Ketika hidup hanya memikirkan untung rugi, maka tak akan cukup bekal ongkos yang aku bawa untuk liburan kali ini. Aku menyaksikan dengan mata kepala sendiri, bahwa ternyata tidak selamanya nilai-nilai kebaikan itu hilang di tengah kerasnya tuntutan kehidupan. Bukan hanya di Bekasi. Di Bandung, di Garut pun juga seperti itu. Ada saja bantuan yang tiba-tiba Allah berikan tanpa pernah aku perkirakan sebelumnya. Seperti misalnya saja saat ini. Di Bekasi, aku masih mempunyai teman-teman masa kecil yang Alhamdulillah masih peduli. Bukan hanya saat ini saja. Sudah beberapa kali aku kembali ke kota ini. Dan selalu ada saja teman yang memberikan pertolongannya tanpa henti. Dan hebatnya lagi, pertolongan itu diberikan oleh orang yang berbeda-beda.
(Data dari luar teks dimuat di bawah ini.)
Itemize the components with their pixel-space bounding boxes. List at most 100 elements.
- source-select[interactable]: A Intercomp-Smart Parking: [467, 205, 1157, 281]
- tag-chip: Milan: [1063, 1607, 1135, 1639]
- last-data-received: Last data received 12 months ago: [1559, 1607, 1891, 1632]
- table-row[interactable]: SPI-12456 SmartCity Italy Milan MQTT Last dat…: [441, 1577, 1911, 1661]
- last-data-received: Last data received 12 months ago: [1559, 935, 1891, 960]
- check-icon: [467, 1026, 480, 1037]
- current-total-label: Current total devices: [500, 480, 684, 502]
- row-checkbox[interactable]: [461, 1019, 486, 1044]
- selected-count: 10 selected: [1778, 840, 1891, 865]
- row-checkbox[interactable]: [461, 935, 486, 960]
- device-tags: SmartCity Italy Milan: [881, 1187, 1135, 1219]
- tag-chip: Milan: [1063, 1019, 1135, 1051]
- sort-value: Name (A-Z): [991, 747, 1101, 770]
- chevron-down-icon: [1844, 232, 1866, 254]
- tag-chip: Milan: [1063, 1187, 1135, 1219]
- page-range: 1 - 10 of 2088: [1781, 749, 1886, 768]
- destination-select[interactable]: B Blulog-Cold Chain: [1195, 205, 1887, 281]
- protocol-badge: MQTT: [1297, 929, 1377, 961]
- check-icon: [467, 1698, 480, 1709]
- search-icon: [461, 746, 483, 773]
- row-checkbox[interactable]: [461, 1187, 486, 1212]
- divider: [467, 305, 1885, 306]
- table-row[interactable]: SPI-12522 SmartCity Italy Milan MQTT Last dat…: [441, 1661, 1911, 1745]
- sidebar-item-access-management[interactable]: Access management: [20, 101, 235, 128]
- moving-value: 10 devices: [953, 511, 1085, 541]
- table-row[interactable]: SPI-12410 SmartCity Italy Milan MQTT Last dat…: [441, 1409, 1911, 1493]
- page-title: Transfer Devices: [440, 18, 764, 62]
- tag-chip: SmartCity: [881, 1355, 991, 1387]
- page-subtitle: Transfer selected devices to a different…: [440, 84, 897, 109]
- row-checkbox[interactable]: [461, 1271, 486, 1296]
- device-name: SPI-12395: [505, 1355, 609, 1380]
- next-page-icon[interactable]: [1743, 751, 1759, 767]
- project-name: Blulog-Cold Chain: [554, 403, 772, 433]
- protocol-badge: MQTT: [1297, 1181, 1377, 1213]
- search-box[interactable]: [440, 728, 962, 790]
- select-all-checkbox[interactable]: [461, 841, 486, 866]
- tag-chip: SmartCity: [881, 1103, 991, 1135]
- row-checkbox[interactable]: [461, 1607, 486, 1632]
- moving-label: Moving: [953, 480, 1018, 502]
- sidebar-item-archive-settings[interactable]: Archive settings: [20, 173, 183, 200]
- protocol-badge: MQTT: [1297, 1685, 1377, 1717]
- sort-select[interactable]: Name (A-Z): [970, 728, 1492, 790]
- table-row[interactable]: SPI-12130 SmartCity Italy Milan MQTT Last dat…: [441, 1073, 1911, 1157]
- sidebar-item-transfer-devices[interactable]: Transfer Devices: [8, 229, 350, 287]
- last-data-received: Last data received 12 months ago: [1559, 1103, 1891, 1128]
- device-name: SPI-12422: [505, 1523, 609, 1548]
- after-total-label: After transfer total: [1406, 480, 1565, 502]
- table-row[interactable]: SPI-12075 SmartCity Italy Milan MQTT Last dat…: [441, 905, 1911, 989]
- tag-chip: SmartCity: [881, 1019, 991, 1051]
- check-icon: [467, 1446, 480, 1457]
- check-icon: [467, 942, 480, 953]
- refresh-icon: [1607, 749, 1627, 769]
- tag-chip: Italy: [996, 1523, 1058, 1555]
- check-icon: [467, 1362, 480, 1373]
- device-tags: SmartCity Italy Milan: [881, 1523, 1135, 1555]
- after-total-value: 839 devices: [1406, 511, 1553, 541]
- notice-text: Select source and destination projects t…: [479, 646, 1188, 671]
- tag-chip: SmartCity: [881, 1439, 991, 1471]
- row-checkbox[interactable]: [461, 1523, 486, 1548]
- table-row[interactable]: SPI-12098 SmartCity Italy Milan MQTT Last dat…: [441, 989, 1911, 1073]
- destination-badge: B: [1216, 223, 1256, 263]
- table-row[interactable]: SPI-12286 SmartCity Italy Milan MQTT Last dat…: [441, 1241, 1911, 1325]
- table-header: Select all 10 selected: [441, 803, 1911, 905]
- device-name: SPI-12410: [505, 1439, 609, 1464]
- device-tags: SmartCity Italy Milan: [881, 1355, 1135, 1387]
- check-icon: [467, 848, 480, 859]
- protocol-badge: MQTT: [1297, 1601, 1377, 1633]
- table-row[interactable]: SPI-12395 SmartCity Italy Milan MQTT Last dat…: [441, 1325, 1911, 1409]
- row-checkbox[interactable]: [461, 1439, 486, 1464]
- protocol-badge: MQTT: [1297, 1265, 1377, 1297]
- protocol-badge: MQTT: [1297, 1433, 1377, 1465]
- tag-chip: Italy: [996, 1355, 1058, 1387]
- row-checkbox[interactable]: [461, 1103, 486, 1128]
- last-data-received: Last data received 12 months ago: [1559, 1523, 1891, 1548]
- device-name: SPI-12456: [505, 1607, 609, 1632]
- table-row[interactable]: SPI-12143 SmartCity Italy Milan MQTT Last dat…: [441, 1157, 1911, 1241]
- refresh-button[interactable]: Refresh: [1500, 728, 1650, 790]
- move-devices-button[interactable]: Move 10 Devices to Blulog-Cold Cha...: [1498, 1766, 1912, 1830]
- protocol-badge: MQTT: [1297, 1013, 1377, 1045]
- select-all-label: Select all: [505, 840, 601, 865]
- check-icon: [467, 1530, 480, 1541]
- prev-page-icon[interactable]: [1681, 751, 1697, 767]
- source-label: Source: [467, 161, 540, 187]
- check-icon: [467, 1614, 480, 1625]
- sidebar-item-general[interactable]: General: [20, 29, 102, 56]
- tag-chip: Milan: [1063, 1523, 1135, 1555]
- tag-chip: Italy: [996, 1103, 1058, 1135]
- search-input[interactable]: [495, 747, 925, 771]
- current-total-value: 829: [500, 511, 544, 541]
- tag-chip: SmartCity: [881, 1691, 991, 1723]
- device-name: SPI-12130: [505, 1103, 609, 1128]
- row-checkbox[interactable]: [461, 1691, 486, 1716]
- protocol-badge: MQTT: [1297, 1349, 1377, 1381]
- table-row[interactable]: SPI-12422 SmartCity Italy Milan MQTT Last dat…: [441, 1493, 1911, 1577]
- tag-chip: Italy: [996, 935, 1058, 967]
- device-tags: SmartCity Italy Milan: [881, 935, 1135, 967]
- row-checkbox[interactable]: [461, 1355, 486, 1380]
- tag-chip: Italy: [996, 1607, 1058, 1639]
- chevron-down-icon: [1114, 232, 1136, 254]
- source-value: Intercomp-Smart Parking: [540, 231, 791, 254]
Tak usah lah aku menceritakan detil bantuan yang diberikannya dalam bentuk apa. Karena tulisan ini akan menjadi sangat panjang jika aku ceritakan semuanya. Cukuplah kamu tahu, bahwa di tengah kehidupan urban, masih ada rantai kebaikan. Masih ada kepedulian. Di tengah kesulitan, masih ada rasa syukur dan keinginan untuk memberikan bantuan. Ah hidup ini indah kawan. Tak perlu jauh kamu mengembara, browsing mencari tempat wisata, cukuplah perhatikan sekelilingmu, ketika ada rantai kebaikan di sana, berarti Allah sedang memberikan kesempatan kepadamu untuk meneruskan rantai kebaikan itu di tempat dan waktu yang berbeda.